Theatre review: The Hostage

Feb 16, 2010 22:57

Despite it being relatively local I hadn't been to the Southwark Playhouse until last month's The Rivals, but I think I might be going there a lot in future, partly down to their interesting pricing policy: For every performance, a certain amount of tickets are cheap, but once they're sold the price goes up, and then when there's a limited amount left it goes up again. So basically if you keep an eye on their programme and book things well in advance you get a better price than if you wait until the show becomes popular, so tonight Brendan Behan's The Hostage only cost me £8. The Playhouse is a railway arch under London Bridge station (you occasionally hear trains rumbling overhead) and Morgan Large's set design makes good use of the atmospheric (and cold) setting. Although considering the seating layout meant more than 2/3 of the audience had to cross the stage to get to their (unreserved) seats I was surprised the ushers weren't a bit more proactive, especially with helping latecomers find a seat. One usher stood in a corner for when audience members wandered down the wrong way, I'm not quite sure why she wasn't, instead, standing further forward to show them the right way to go.

Anyway everyone did eventually get a seat so we can get to the play, and a pretty odd one at that. It's Ireland in 1960 and former IRA man Pat now owns a small brothel, but he still has links with them and has to do a "favour:" A young terrorist is about to be executed; in retaliation the IRA have kidnapped an English soldier, and plan to shoot him just after the execution. The soldier is being brought to the brothel to be hidden for the night. So far so harrowing, except for the most part Behan's story is played for laughs, with frequent song and dance interludes. The cast are all very good, centring around Gary Lilburn's disillusioned Pat and Stephanie Fayerman as his wife Mag. Among the comic grotesques that surround them I especially liked Rhiannon Oliver's Miss Gilchrist, a woman on a Christian mission of her own devising.

Rather excitingly the hostage himself is played by the very pretty Ben James-Ellis, who was one of D-Boys' rivals on the Joseph TV show and who I saw as Link Larkin in Hairspray. Sadly he keeps his clothes on, the best you get is a couple of shirt buttons undone, but at least I was in the front row so at times he was close enough to count the chest-hairs. Which I totally did not do by the way. Anyway he's very good as well - it's a bit ironic that a Yorkshireman is playing a character who according to the script grew up pretty much round the corner from the theatre, but he's pretty decent with the accent; judging from some attempts I've heard, I think cockney is harder to do than a lot of people give it credit for, but although there's the occasional falter there's no hint of the Dick Van Dykes from Ellis.

Although enjoyable in its own right, I never quite managed to balance the subject matter with the manner in which it was told.

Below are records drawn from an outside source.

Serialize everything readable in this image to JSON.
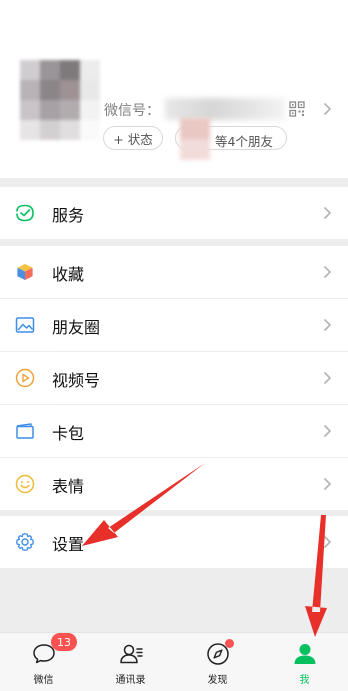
{
  "profile": {
    "wechat_id_label": "微信号：",
    "status_button": "+ 状态",
    "friends_text": "等4个朋友"
  },
  "menu": {
    "services": "服务",
    "favorites": "收藏",
    "moments": "朋友圈",
    "channels": "视频号",
    "cards": "卡包",
    "stickers": "表情",
    "settings": "设置"
  },
  "tabbar": {
    "chats": "微信",
    "chats_badge": "13",
    "contacts": "通讯录",
    "discover": "发现",
    "me": "我",
    "active_color": "#07c160"
  },
  "colors": {
    "accent_green": "#07c160",
    "badge_red": "#fa5151",
    "arrow_red": "#e8302a"
  }
}
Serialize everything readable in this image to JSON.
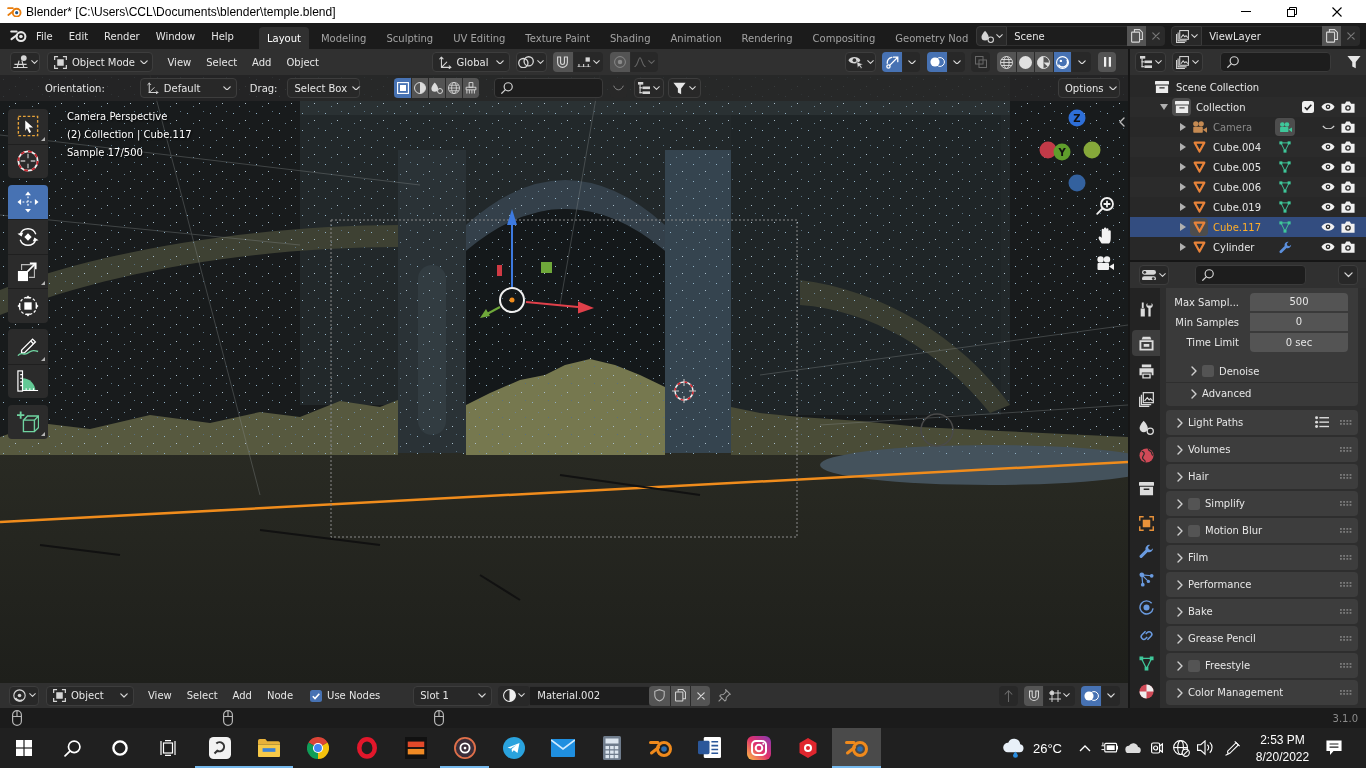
{
  "window": {
    "title": "Blender* [C:\\Users\\CCL\\Documents\\blender\\temple.blend]"
  },
  "topbar": {
    "menu": [
      "File",
      "Edit",
      "Render",
      "Window",
      "Help"
    ],
    "workspaces": [
      {
        "label": "Layout",
        "selected": true
      },
      {
        "label": "Modeling",
        "selected": false
      },
      {
        "label": "Sculpting",
        "selected": false
      },
      {
        "label": "UV Editing",
        "selected": false
      },
      {
        "label": "Texture Paint",
        "selected": false
      },
      {
        "label": "Shading",
        "selected": false
      },
      {
        "label": "Animation",
        "selected": false
      },
      {
        "label": "Rendering",
        "selected": false
      },
      {
        "label": "Compositing",
        "selected": false
      },
      {
        "label": "Geometry Nod",
        "selected": false
      }
    ],
    "scene": "Scene",
    "view_layer": "ViewLayer"
  },
  "viewport_header": {
    "mode": "Object Mode",
    "menu": [
      "View",
      "Select",
      "Add",
      "Object"
    ],
    "orientation": "Global",
    "snap": false,
    "proportional": false,
    "gizmos": true,
    "overlays": true,
    "xray": false,
    "shading": [
      {
        "kind": "wireframe",
        "selected": false
      },
      {
        "kind": "solid",
        "selected": false
      },
      {
        "kind": "material",
        "selected": false
      },
      {
        "kind": "rendered",
        "selected": true
      }
    ]
  },
  "tool_settings": {
    "orientation_label": "Orientation:",
    "orientation": "Default",
    "drag_label": "Drag:",
    "drag": "Select Box",
    "select_modes": [
      {
        "kind": "square",
        "selected": true
      },
      {
        "kind": "half",
        "selected": false
      },
      {
        "kind": "drops",
        "selected": false
      },
      {
        "kind": "globe",
        "selected": false
      },
      {
        "kind": "brush",
        "selected": false
      }
    ],
    "options": "Options"
  },
  "viewport": {
    "info": [
      "Camera Perspective",
      "(2) Collection | Cube.117",
      "Sample 17/500"
    ],
    "tool_groups": [
      {
        "tools": [
          {
            "kind": "select-box",
            "selected": false,
            "submenu": true
          },
          {
            "kind": "cursor",
            "selected": false,
            "submenu": false
          }
        ]
      },
      {
        "tools": [
          {
            "kind": "move",
            "selected": true,
            "submenu": false
          },
          {
            "kind": "rotate",
            "selected": false,
            "submenu": false
          },
          {
            "kind": "scale",
            "selected": false,
            "submenu": true
          },
          {
            "kind": "transform",
            "selected": false,
            "submenu": false
          }
        ]
      },
      {
        "tools": [
          {
            "kind": "annotate",
            "selected": false,
            "submenu": true
          },
          {
            "kind": "measure",
            "selected": false,
            "submenu": false
          }
        ]
      },
      {
        "tools": [
          {
            "kind": "add-cube",
            "selected": false,
            "submenu": true
          }
        ]
      }
    ],
    "nav_gizmo": {
      "axes": [
        {
          "label": "Z",
          "color": "#2e6fd8"
        },
        {
          "color": "#c23a48"
        },
        {
          "label": "Y",
          "color": "#5f9e2c"
        },
        {
          "color": "#86a83a"
        },
        {
          "color": "#33619e"
        }
      ]
    }
  },
  "node_header": {
    "mode": "Object",
    "menu": [
      "View",
      "Select",
      "Add",
      "Node"
    ],
    "use_nodes": {
      "label": "Use Nodes",
      "checked": true
    },
    "slot": "Slot 1",
    "material": "Material.002",
    "snap": false,
    "overlays": true
  },
  "outliner": {
    "root": {
      "label": "Scene Collection",
      "selected": false,
      "children": [
        {
          "label": "Collection",
          "active": true,
          "expanded": true,
          "checked": true,
          "visible": true,
          "selected": false,
          "children": [
            {
              "label": "Camera",
              "kind": "camera",
              "expanded": false,
              "visible": false,
              "selected": false
            },
            {
              "label": "Cube.004",
              "kind": "mesh",
              "expanded": false,
              "visible": true,
              "selected": false
            },
            {
              "label": "Cube.005",
              "kind": "mesh",
              "expanded": false,
              "visible": true,
              "selected": false
            },
            {
              "label": "Cube.006",
              "kind": "mesh",
              "expanded": false,
              "visible": true,
              "selected": false
            },
            {
              "label": "Cube.019",
              "kind": "mesh",
              "expanded": false,
              "visible": true,
              "selected": false
            },
            {
              "label": "Cube.117",
              "kind": "mesh",
              "expanded": false,
              "visible": true,
              "selected": true
            },
            {
              "label": "Cylinder",
              "kind": "modified",
              "expanded": false,
              "visible": true,
              "selected": false
            }
          ]
        }
      ]
    }
  },
  "properties": {
    "tab_groups": [
      {
        "tabs": [
          {
            "kind": "tool",
            "selected": false
          }
        ]
      },
      {
        "tabs": [
          {
            "kind": "render",
            "selected": true
          },
          {
            "kind": "output",
            "selected": false
          },
          {
            "kind": "view-layer",
            "selected": false
          },
          {
            "kind": "scene",
            "selected": false
          },
          {
            "kind": "world",
            "selected": false
          }
        ]
      },
      {
        "tabs": [
          {
            "kind": "collection",
            "selected": false
          }
        ]
      },
      {
        "tabs": [
          {
            "kind": "object",
            "selected": false
          },
          {
            "kind": "modifiers",
            "selected": false
          },
          {
            "kind": "particles",
            "selected": false
          },
          {
            "kind": "physics",
            "selected": false
          },
          {
            "kind": "constraints",
            "selected": false
          },
          {
            "kind": "data",
            "selected": false
          },
          {
            "kind": "material",
            "selected": false
          }
        ]
      }
    ],
    "fields": [
      {
        "label": "Max Sampl...",
        "value": "500"
      },
      {
        "label": "Min Samples",
        "value": "0"
      },
      {
        "label": "Time Limit",
        "value": "0 sec"
      }
    ],
    "subpanels": [
      {
        "label": "Denoise",
        "kind": "checkbox",
        "checked": false,
        "expanded": false
      },
      {
        "label": "Advanced",
        "kind": "plain",
        "expanded": false
      }
    ],
    "panels": [
      {
        "label": "Light Paths",
        "kind": "presets",
        "expanded": false
      },
      {
        "label": "Volumes",
        "kind": "plain",
        "expanded": false
      },
      {
        "label": "Hair",
        "kind": "plain",
        "expanded": false
      },
      {
        "label": "Simplify",
        "kind": "checkbox",
        "checked": false,
        "expanded": false
      },
      {
        "label": "Motion Blur",
        "kind": "checkbox",
        "checked": false,
        "expanded": false
      },
      {
        "label": "Film",
        "kind": "plain",
        "expanded": false
      },
      {
        "label": "Performance",
        "kind": "plain",
        "expanded": false
      },
      {
        "label": "Bake",
        "kind": "plain",
        "expanded": false
      },
      {
        "label": "Grease Pencil",
        "kind": "plain",
        "expanded": false
      },
      {
        "label": "Freestyle",
        "kind": "checkbox",
        "checked": false,
        "expanded": false
      },
      {
        "label": "Color Management",
        "kind": "plain",
        "expanded": false
      }
    ]
  },
  "status_bar": {
    "version": "3.1.0"
  },
  "taskbar": {
    "apps": [
      {
        "kind": "tile",
        "open": true,
        "selected": false
      },
      {
        "kind": "folder",
        "open": true,
        "selected": false
      },
      {
        "kind": "wheel",
        "open": false,
        "selected": false
      },
      {
        "kind": "ring",
        "open": false,
        "selected": false
      },
      {
        "kind": "game",
        "open": false,
        "selected": false
      },
      {
        "kind": "disc",
        "open": true,
        "selected": false
      },
      {
        "kind": "plane",
        "open": false,
        "selected": false
      },
      {
        "kind": "mail",
        "open": false,
        "selected": false
      },
      {
        "kind": "calc",
        "open": false,
        "selected": false
      },
      {
        "kind": "logo",
        "open": false,
        "selected": false
      },
      {
        "kind": "doc",
        "open": false,
        "selected": false
      },
      {
        "kind": "insta",
        "open": false,
        "selected": false
      },
      {
        "kind": "badge",
        "open": false,
        "selected": false
      },
      {
        "kind": "logo",
        "open": true,
        "selected": true
      }
    ],
    "temperature": "26°C",
    "time": "2:53 PM",
    "date": "8/20/2022"
  }
}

However I did have an unusual distraction - I was on an aisle that the actors frequently used for entrances and exits, often quick ones. In small theatres I've often had to pull my legs back in a hurry to avoid tripping the actors up, but tonight despite me holding my legs under the seat throughout, and even (thanks to the woman on my right shuffling along to give me more room) inching away from the bench corner as much as possible, I was getting knocked all the time and two of the actors even collided with me (tragically Mr Ellis was not one of them.) The perils of a studio theatre I guess, but perhaps having half my attention offstage to see if I was about to be crashed into by someone doing a jig meant I couldn't quite lose myself into the play's odd world.

The Hostage by Brendan Behan is booking until the 20th of February at Southwark Playhouse.